In real-world scenarios however, your YAML manifests may be stored in a git repository visible to the entire team or organization. In such cases, it is not desirable to have Secrets stored in plain text for everyone to see, especially when the contents of said Secret would enable anyone to add/remove DNS records on a production DNS zone.
One possible mitigation in the specific case of
cert-manager is to use the delegated domains approach and create a separate, limited account in which the DNS records are only intended to be used for DNS-01 validation. The problems with this approach is that depending on organization policies, budget, limitations on delegation imposed by the DNS provider, etc. this may not always be feasible. Furthermore, this does not change anything to the fact that the credentials are stored in plain text.
One other possible approach that I am describing here is to use SealedSecrets to asymetrically encrypt secrets inside the repository.
sealed-secrets is pretty simple and you can simply follow the official instructions. In my case, I downloaded a copy of the
controller.yaml file from the Releases page and as usual used Kustomize to apply it in case I want to apply any patches to the upstream manifest in the future.
We’ll also want to install the client-side command line tool, which can also easily be done following the instructions on the Releases page (v0.12.4 at the time of writing):
wget https://github.com/bitnami-labs/sealed-secrets/releases/download/v0.12.4/kubeseal-linux-amd64 -O kubeseal sudo install -m 755 kubeseal /usr/local/bin/kubeseal
Converting an existing Secret to a SealedSecret
If you set up
cert-manager following my previous guide we can easily pick up from there and upgrade our Secret to a SealedSecret.
First, simply add the required annotation to
apiVersion: v1 kind: Secret metadata: name: cf-api-key + sealedsecrets.bitnami.com/managed: "true" type: Opaque stringData: api-token: <api token>
If you are starting from scratch, you could also simply create a Secret like the above, without the annotation. Once we have our original Secret set-up, we’ll feed it to
kubeseal to convert it:
kubeseal -o yaml -n cert-manager < cert-manager/cf-secret.yaml > cert-manager/cf-sealedsecret.yaml
Here, we are using the recommended default
strict mode which tightly couples the secret with its name and namespace.
Applying the SealedSecret
Next we’ll modify our
kustomization.yaml to include our newly created SealedSecret. For the time being, we’ll keep our original
cf-secret.yaml so that our
sealedsecrets.bitnami.com/managed: "true" annotation gets applied.
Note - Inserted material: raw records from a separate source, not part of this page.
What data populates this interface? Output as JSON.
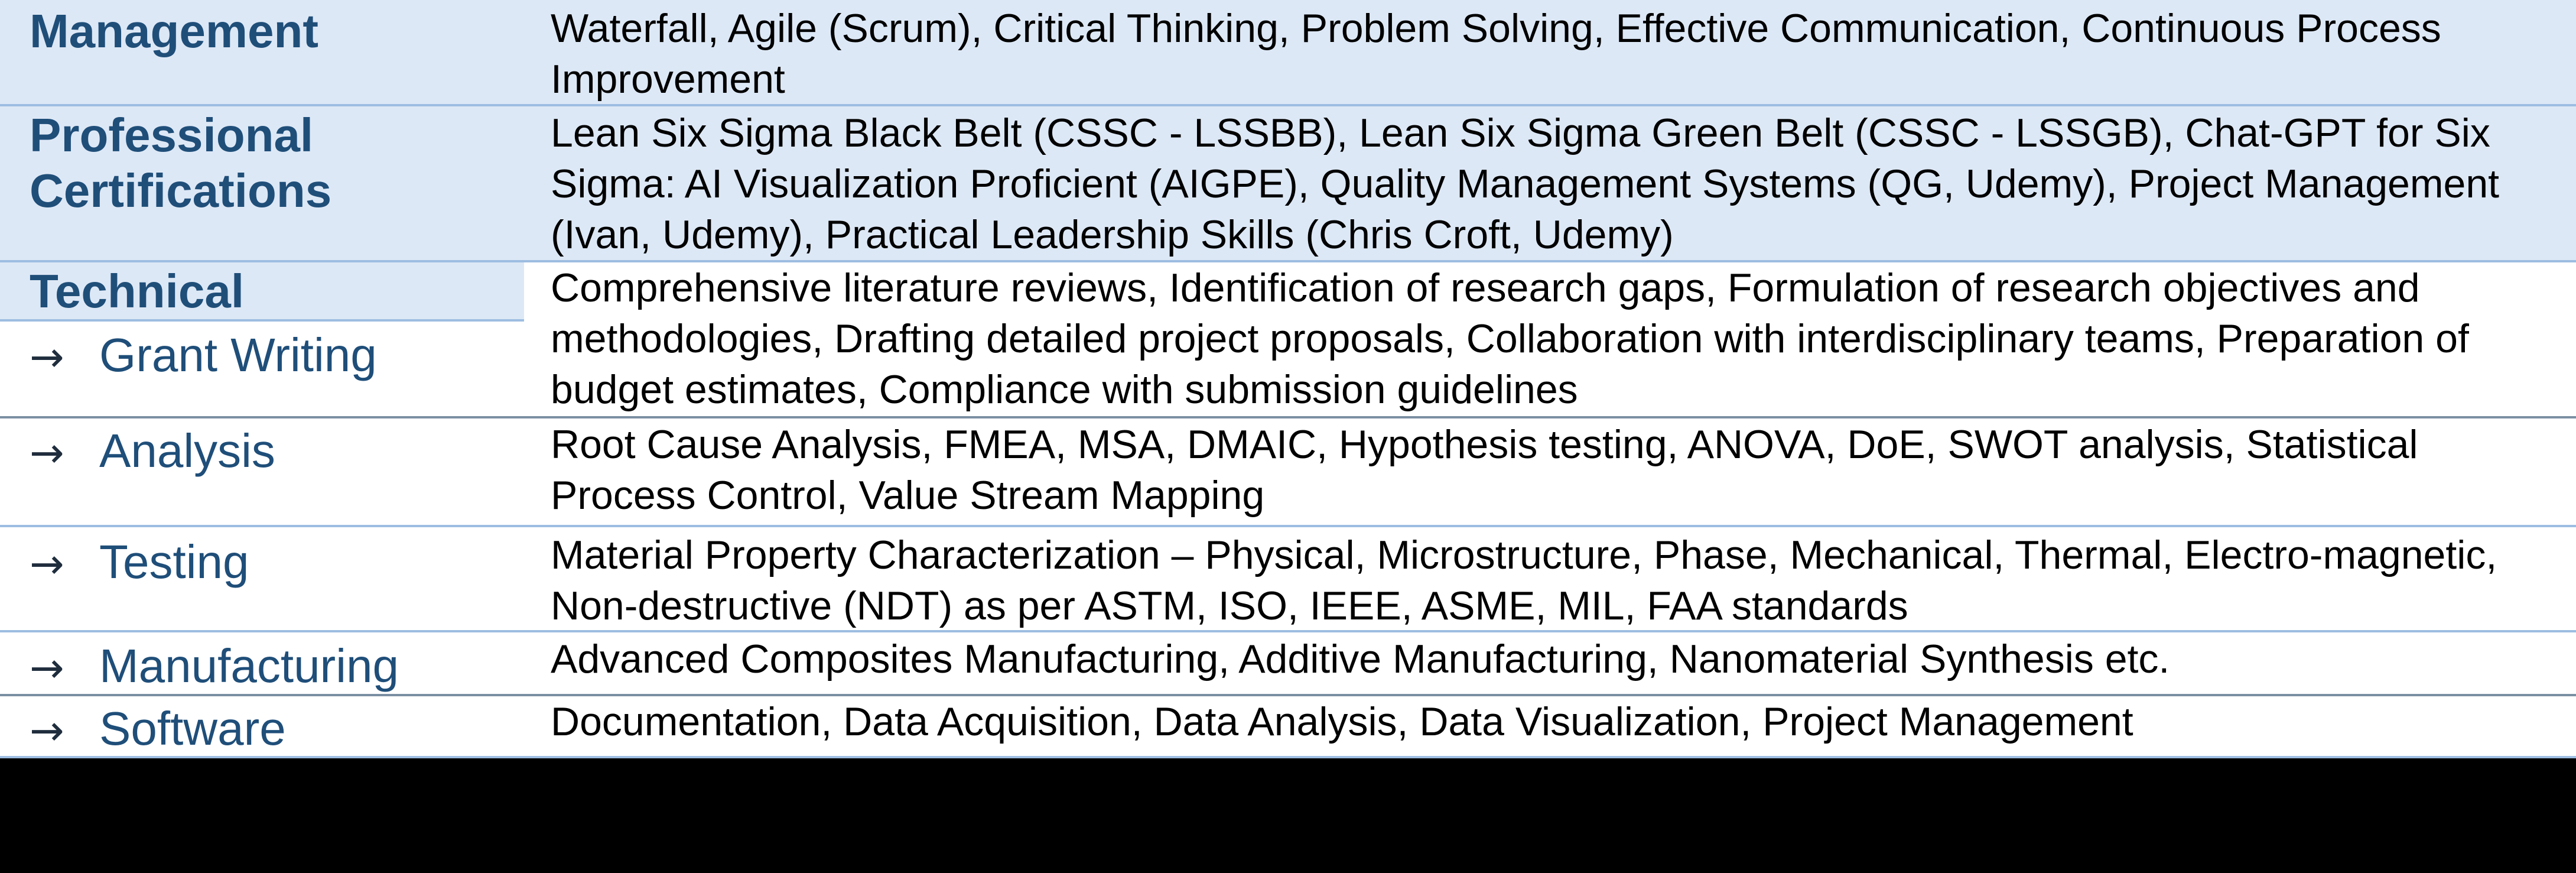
{
  "skills": {
    "management": {
      "label": "Management",
      "text": "Waterfall, Agile (Scrum), Critical Thinking, Problem Solving, Effective Communication, Continuous Process Improvement"
    },
    "certifications": {
      "label_line1": "Professional",
      "label_line2": "Certifications",
      "text": "Lean Six Sigma Black Belt (CSSC - LSSBB), Lean Six Sigma Green Belt (CSSC - LSSGB), Chat-GPT for Six Sigma: AI Visualization Proficient (AIGPE), Quality Management Systems (QG, Udemy), Project Management (Ivan, Udemy), Practical Leadership Skills (Chris Croft, Udemy)"
    },
    "technical": {
      "label": "Technical",
      "arrow": "→",
      "items": [
        {
          "label": "Grant Writing",
          "text": "Comprehensive literature reviews, Identification of research gaps, Formulation of research objectives and methodologies, Drafting detailed project proposals, Collaboration with interdisciplinary teams, Preparation of budget estimates, Compliance with submission guidelines"
        },
        {
          "label": "Analysis",
          "text": "Root Cause Analysis, FMEA, MSA, DMAIC, Hypothesis testing, ANOVA, DoE, SWOT analysis, Statistical Process Control, Value Stream Mapping"
        },
        {
          "label": "Testing",
          "text": "Material Property Characterization – Physical, Microstructure, Phase, Mechanical, Thermal, Electro-magnetic, Non-destructive (NDT) as per ASTM, ISO, IEEE, ASME, MIL, FAA standards"
        },
        {
          "label": "Manufacturing",
          "text": "Advanced Composites Manufacturing, Additive Manufacturing, Nanomaterial Synthesis etc."
        },
        {
          "label": "Software",
          "text": "Documentation, Data Acquisition, Data Analysis, Data Visualization, Project Management"
        }
      ]
    }
  },
  "colors": {
    "header_text": "#1f4e79",
    "shaded_row": "#dde8f6",
    "rule": "#9dbde2",
    "background": "#000000"
  }
}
apiVersion: kustomize.config.k8s.io/v1beta1 kind: Kustomization resources: - cert-manager.yaml - cf-secret.yaml + - cf-sealedsecret.yaml - cf-issuer.yaml namespace: cert-manager
Then simply re-apply the kustomization:
kubectl apply -k ./cert-manager/
Once everything gets reconciliated, you’ll observe that API token in your original
secret/cf-api-key has been encrypted:
kubectl -n cert-manager get sealedsecret cf-api-key -o json
You can now delete your original
cf-secret.yaml and remove it from
kustomization.yaml as it is no longer needed.
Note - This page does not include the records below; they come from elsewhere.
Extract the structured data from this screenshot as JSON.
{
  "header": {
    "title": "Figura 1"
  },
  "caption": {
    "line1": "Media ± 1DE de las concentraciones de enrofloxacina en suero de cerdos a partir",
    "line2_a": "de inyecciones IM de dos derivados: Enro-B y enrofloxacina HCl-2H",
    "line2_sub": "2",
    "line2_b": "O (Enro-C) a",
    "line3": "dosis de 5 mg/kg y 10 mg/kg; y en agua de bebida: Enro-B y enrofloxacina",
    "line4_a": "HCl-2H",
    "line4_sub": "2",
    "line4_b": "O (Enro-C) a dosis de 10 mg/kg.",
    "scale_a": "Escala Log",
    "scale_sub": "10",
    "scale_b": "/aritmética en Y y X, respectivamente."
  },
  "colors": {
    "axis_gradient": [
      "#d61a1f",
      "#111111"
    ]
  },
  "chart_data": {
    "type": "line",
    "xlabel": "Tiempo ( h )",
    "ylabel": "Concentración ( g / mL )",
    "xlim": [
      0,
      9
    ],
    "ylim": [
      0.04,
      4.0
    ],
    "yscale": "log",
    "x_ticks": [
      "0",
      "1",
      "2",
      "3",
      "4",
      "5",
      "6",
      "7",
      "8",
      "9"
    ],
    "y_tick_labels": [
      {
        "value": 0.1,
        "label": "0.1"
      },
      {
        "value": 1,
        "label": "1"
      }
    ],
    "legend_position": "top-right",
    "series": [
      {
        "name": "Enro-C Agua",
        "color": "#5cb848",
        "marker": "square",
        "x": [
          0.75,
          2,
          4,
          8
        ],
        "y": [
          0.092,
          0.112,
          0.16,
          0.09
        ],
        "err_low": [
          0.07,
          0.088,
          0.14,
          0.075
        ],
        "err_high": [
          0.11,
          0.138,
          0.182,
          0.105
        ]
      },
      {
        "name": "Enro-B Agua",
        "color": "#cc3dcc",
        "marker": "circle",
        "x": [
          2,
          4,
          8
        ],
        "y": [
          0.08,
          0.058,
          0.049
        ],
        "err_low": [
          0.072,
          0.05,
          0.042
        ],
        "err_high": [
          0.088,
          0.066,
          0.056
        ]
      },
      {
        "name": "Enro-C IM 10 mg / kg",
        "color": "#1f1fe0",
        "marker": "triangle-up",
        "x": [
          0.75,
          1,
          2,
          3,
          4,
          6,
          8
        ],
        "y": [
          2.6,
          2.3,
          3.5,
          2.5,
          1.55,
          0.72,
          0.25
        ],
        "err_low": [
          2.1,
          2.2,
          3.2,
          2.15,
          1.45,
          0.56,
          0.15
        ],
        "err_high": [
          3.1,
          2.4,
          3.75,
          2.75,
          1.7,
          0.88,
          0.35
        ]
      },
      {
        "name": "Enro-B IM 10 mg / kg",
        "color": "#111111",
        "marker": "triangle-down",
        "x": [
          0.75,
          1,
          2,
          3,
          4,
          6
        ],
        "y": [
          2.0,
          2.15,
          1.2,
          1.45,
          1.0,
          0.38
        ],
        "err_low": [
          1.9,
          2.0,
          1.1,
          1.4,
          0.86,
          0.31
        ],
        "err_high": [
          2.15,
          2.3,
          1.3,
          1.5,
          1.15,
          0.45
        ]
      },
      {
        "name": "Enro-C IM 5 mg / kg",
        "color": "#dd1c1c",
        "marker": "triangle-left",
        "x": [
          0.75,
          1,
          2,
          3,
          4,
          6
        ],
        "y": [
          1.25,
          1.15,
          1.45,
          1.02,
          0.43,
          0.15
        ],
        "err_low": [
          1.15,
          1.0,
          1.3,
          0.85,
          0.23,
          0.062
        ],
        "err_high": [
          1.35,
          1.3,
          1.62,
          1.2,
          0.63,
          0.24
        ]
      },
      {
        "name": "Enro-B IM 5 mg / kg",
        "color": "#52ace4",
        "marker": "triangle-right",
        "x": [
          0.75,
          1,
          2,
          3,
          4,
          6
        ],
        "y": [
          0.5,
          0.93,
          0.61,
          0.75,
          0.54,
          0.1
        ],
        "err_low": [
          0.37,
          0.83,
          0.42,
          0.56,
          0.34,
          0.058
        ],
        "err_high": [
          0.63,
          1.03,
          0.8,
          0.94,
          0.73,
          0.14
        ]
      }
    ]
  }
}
An important thing to note is that if you already committed and pushed
cf-secret.yaml to a shared repository, converting it to a SealedSecret does not change anything to that fact and anyone looking at the git history can retrieve the original token. In such cases, instead of converting the Secret to a SealedSecret you should first revoke and recreate the API token and store it as a SealedSecret.
Lastly, anyone able to view
sealed-secrets’s own Secret which contains the private key used to unseal SealedSecrets could be able to decrypt them. Unsealed Secrets are also available in plain text. It is therefore the responsibility of cluster administrators to properly configure RBAC rules around this accordingly.